Researchers find unlikely clues to Covid-19 in Cambodia lab, Thai drain pipe: Report

The findings reportedly indicate a wide range of related viruses in Asia. PHOTO: EPA-EFE

BEIJING (XINHUA) - Medical researchers have found that a freezer cabinet in a laboratory in Phnom Penh and an irrigation pipe in a wildlife sanctuary in Thailand are "not the most obvious places" for tracing the origin of Covid-19, according to a recent report published by South China Morning Post.

A team of researchers in the Institut Pasteur in Cambodia studied more than 400 samples collected from bats on field trips and kept in biobank freezers. There, they found a decade-old bat pathogen seen as one of the closest known relatives to the Sars-CoV-2 virus, which is linked to the deadly Covid-19 pandemic. The virus was "92.6 per cent identical" to the one that causes Covid-19, making it among the first found outside China.

But unlike Sars-CoV-2, there was no indication this virus could infect people, the researchers said. The results came weeks before a batch of researchers in Thailand published findings from samples taken from 100 bats living in an irrigation pipe in a wildlife sanctuary, in which a virus was discovered 91.5 per cent identical to Sars-CoV-2 virus at the whole genome level, said the report.
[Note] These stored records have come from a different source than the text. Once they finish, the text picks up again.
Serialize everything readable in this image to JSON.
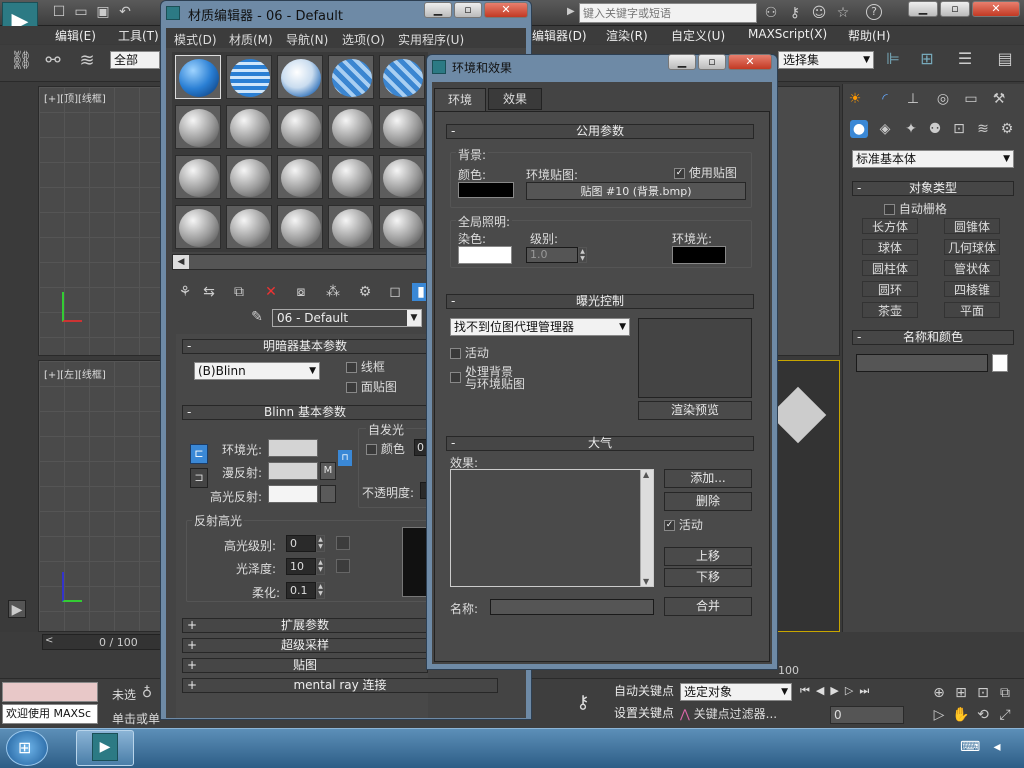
{
  "topbar": {
    "search_placeholder": "键入关键字或短语"
  },
  "main_menu": [
    "编辑(E)",
    "工具(T)",
    "编辑器(D)",
    "渲染(R)",
    "自定义(U)",
    "MAXScript(X)",
    "帮助(H)"
  ],
  "toolbar": {
    "filter": "全部",
    "selection_set": "选择集"
  },
  "viewports": {
    "top": "[+][顶][线框]",
    "left": "[+][左][线框]"
  },
  "material_editor": {
    "title": "材质编辑器 - 06 - Default",
    "menu": [
      "模式(D)",
      "材质(M)",
      "导航(N)",
      "选项(O)",
      "实用程序(U)"
    ],
    "material_name": "06 - Default",
    "shader_rollout": "明暗器基本参数",
    "shader_type": "(B)Blinn",
    "wire": "线框",
    "faceted": "面贴图",
    "blinn_rollout": "Blinn 基本参数",
    "self_illum": "自发光",
    "self_illum_color": "颜色",
    "self_illum_value": "0",
    "ambient": "环境光:",
    "diffuse": "漫反射:",
    "specular": "高光反射:",
    "map_button": "M",
    "opacity": "不透明度:",
    "spec_group": "反射高光",
    "spec_level": "高光级别:",
    "spec_level_value": "0",
    "glossiness": "光泽度:",
    "glossiness_value": "10",
    "soften": "柔化:",
    "soften_value": "0.1",
    "rollouts": [
      "扩展参数",
      "超级采样",
      "贴图",
      "mental ray 连接"
    ]
  },
  "env_dialog": {
    "title": "环境和效果",
    "tabs": [
      "环境",
      "效果"
    ],
    "common": {
      "title": "公用参数",
      "background": "背景:",
      "color": "颜色:",
      "env_map": "环境贴图:",
      "use_map": "使用贴图",
      "map_name": "贴图 #10 (背景.bmp)",
      "global_lighting": "全局照明:",
      "tint": "染色:",
      "level": "级别:",
      "level_value": "1.0",
      "ambient": "环境光:"
    },
    "exposure": {
      "title": "曝光控制",
      "type": "找不到位图代理管理器",
      "active": "活动",
      "process_bg": "处理背景",
      "process_bg2": "与环境贴图",
      "render_preview": "渲染预览"
    },
    "atmosphere": {
      "title": "大气",
      "effects": "效果:",
      "add": "添加...",
      "delete": "删除",
      "active": "活动",
      "move_up": "上移",
      "move_down": "下移",
      "name": "名称:",
      "merge": "合并"
    }
  },
  "command_panel": {
    "dropdown": "标准基本体",
    "object_type": "对象类型",
    "autogrid": "自动栅格",
    "objects": [
      "长方体",
      "圆锥体",
      "球体",
      "几何球体",
      "圆柱体",
      "管状体",
      "圆环",
      "四棱锥",
      "茶壶",
      "平面"
    ],
    "name_color": "名称和颜色"
  },
  "status": {
    "timeline": "0 / 100",
    "timeline_end": "100",
    "welcome": "欢迎使用  MAXSc",
    "unselected": "未选",
    "click_or_drag": "单击或单",
    "autokey": "自动关键点",
    "setkey": "设置关键点",
    "selected_object": "选定对象",
    "key_filters": "关键点过滤器...",
    "frame": "0"
  },
  "colors": {
    "accent": "#3a88d6",
    "bg": "#3a3a3a",
    "panel": "#444444"
  }
}
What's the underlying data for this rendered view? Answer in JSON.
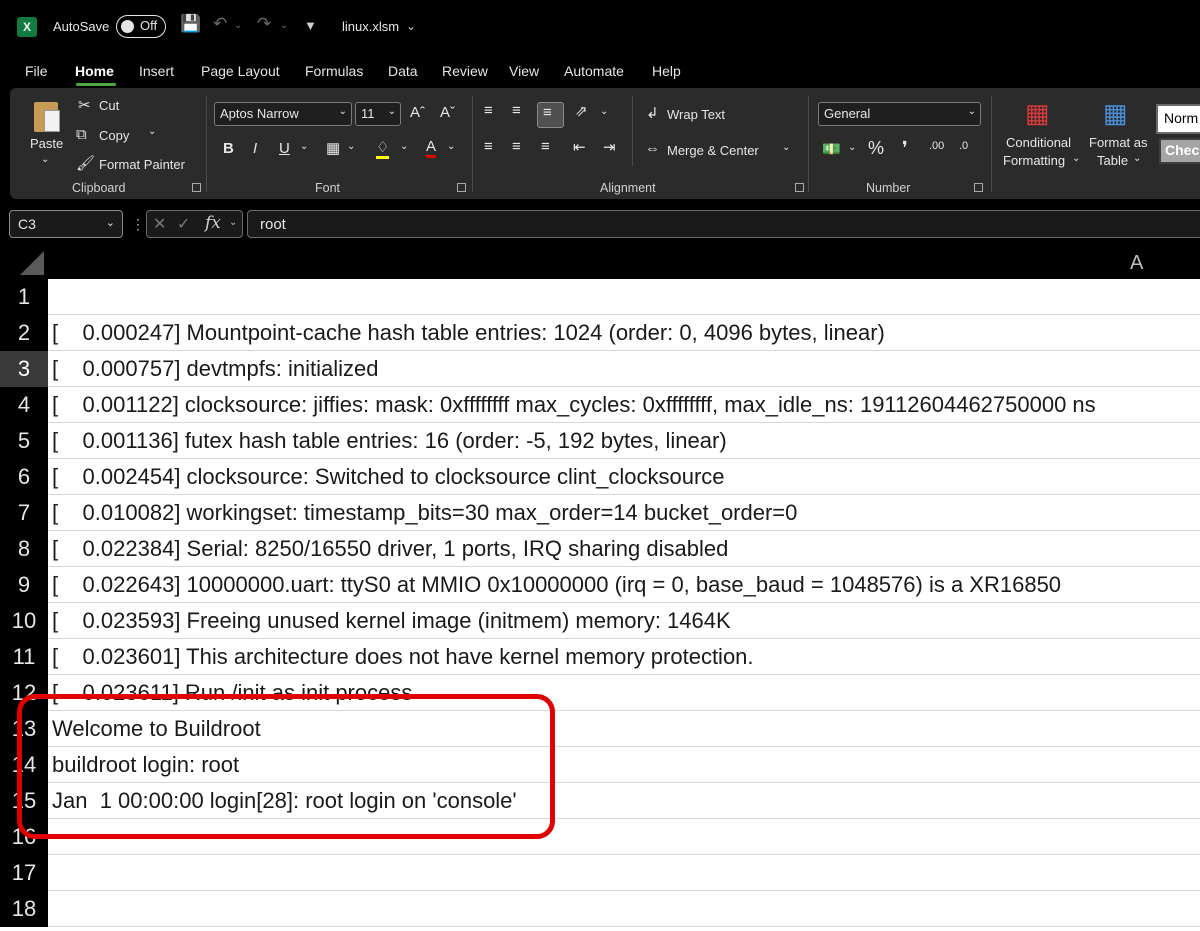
{
  "titlebar": {
    "autosave_label": "AutoSave",
    "autosave_state": "Off",
    "filename": "linux.xlsm"
  },
  "tabs": [
    "File",
    "Home",
    "Insert",
    "Page Layout",
    "Formulas",
    "Data",
    "Review",
    "View",
    "Automate",
    "Help"
  ],
  "active_tab": "Home",
  "ribbon": {
    "clipboard": {
      "paste": "Paste",
      "cut": "Cut",
      "copy": "Copy",
      "format_painter": "Format Painter",
      "group_label": "Clipboard"
    },
    "font": {
      "font_name": "Aptos Narrow",
      "font_size": "11",
      "group_label": "Font"
    },
    "alignment": {
      "wrap_text": "Wrap Text",
      "merge_center": "Merge & Center",
      "group_label": "Alignment"
    },
    "number": {
      "format": "General",
      "group_label": "Number"
    },
    "styles": {
      "conditional_formatting_1": "Conditional",
      "conditional_formatting_2": "Formatting",
      "format_as_table_1": "Format as",
      "format_as_table_2": "Table",
      "style_normal": "Norm",
      "style_check": "Chec"
    }
  },
  "formula_bar": {
    "name_box": "C3",
    "value": "root"
  },
  "sheet": {
    "column_header": "A",
    "selected_row": 3,
    "rows": [
      {
        "n": "1",
        "text": ""
      },
      {
        "n": "2",
        "text": "[    0.000247] Mountpoint-cache hash table entries: 1024 (order: 0, 4096 bytes, linear)"
      },
      {
        "n": "3",
        "text": "[    0.000757] devtmpfs: initialized"
      },
      {
        "n": "4",
        "text": "[    0.001122] clocksource: jiffies: mask: 0xffffffff max_cycles: 0xffffffff, max_idle_ns: 19112604462750000 ns"
      },
      {
        "n": "5",
        "text": "[    0.001136] futex hash table entries: 16 (order: -5, 192 bytes, linear)"
      },
      {
        "n": "6",
        "text": "[    0.002454] clocksource: Switched to clocksource clint_clocksource"
      },
      {
        "n": "7",
        "text": "[    0.010082] workingset: timestamp_bits=30 max_order=14 bucket_order=0"
      },
      {
        "n": "8",
        "text": "[    0.022384] Serial: 8250/16550 driver, 1 ports, IRQ sharing disabled"
      },
      {
        "n": "9",
        "text": "[    0.022643] 10000000.uart: ttyS0 at MMIO 0x10000000 (irq = 0, base_baud = 1048576) is a XR16850"
      },
      {
        "n": "10",
        "text": "[    0.023593] Freeing unused kernel image (initmem) memory: 1464K"
      },
      {
        "n": "11",
        "text": "[    0.023601] This architecture does not have kernel memory protection."
      },
      {
        "n": "12",
        "text": "[    0.023611] Run /init as init process"
      },
      {
        "n": "13",
        "text": "Welcome to Buildroot"
      },
      {
        "n": "14",
        "text": "buildroot login: root"
      },
      {
        "n": "15",
        "text": "Jan  1 00:00:00 login[28]: root login on 'console'"
      },
      {
        "n": "16",
        "text": ""
      },
      {
        "n": "17",
        "text": ""
      },
      {
        "n": "18",
        "text": ""
      }
    ]
  },
  "colors": {
    "highlight_box": "#e00000",
    "excel_green": "#107c41",
    "tab_underline": "#4ea63f"
  }
}
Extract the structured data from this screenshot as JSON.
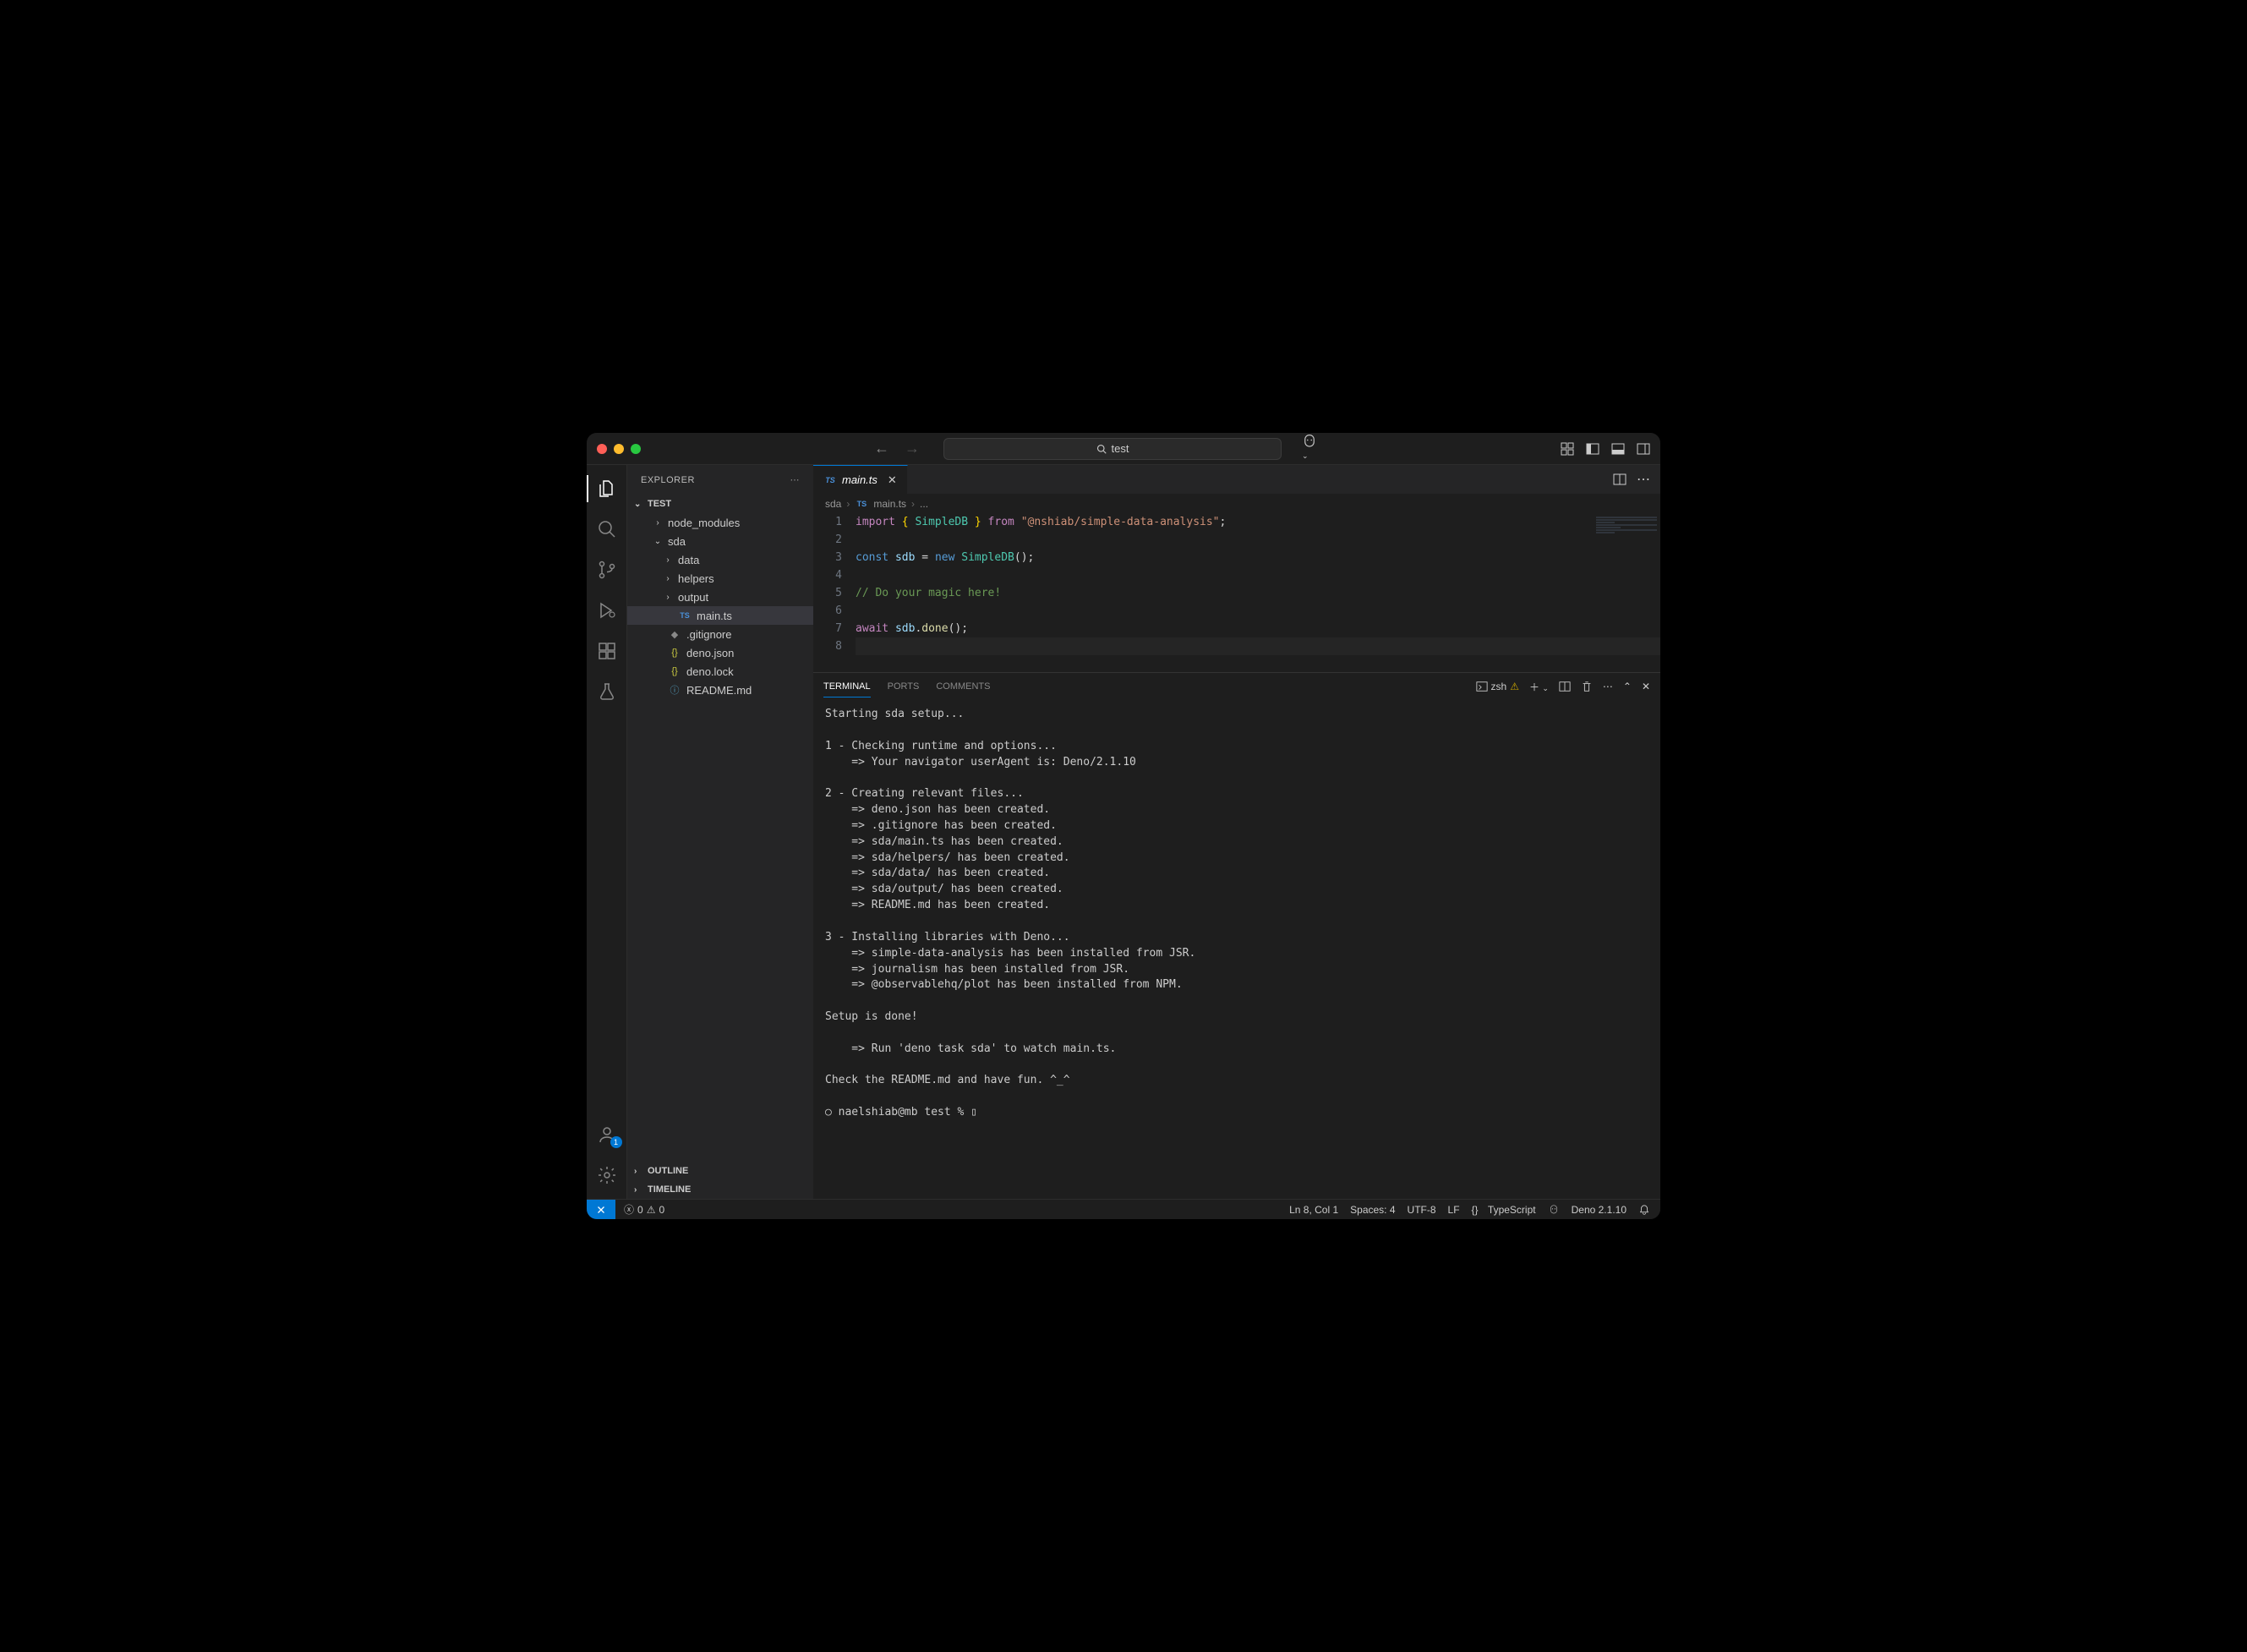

The other was an indication from blood tests that some of the bats had previously been infected with a virus that was even closer to the one that causes Covid-19 than the virus they uncovered there, according to Dr Wang Linfa, director of the emerging infectious diseases programme at Duke-NUS Medical School in Singapore.

Those findings reportedly indicate a wide range of related viruses in Asia. Dr Wang said it was possible the Sars-CoV-2 bat ancestor virus, or the virus in an intermediate animal, could be in South-east Asia, where there was greater bat diversity than in China.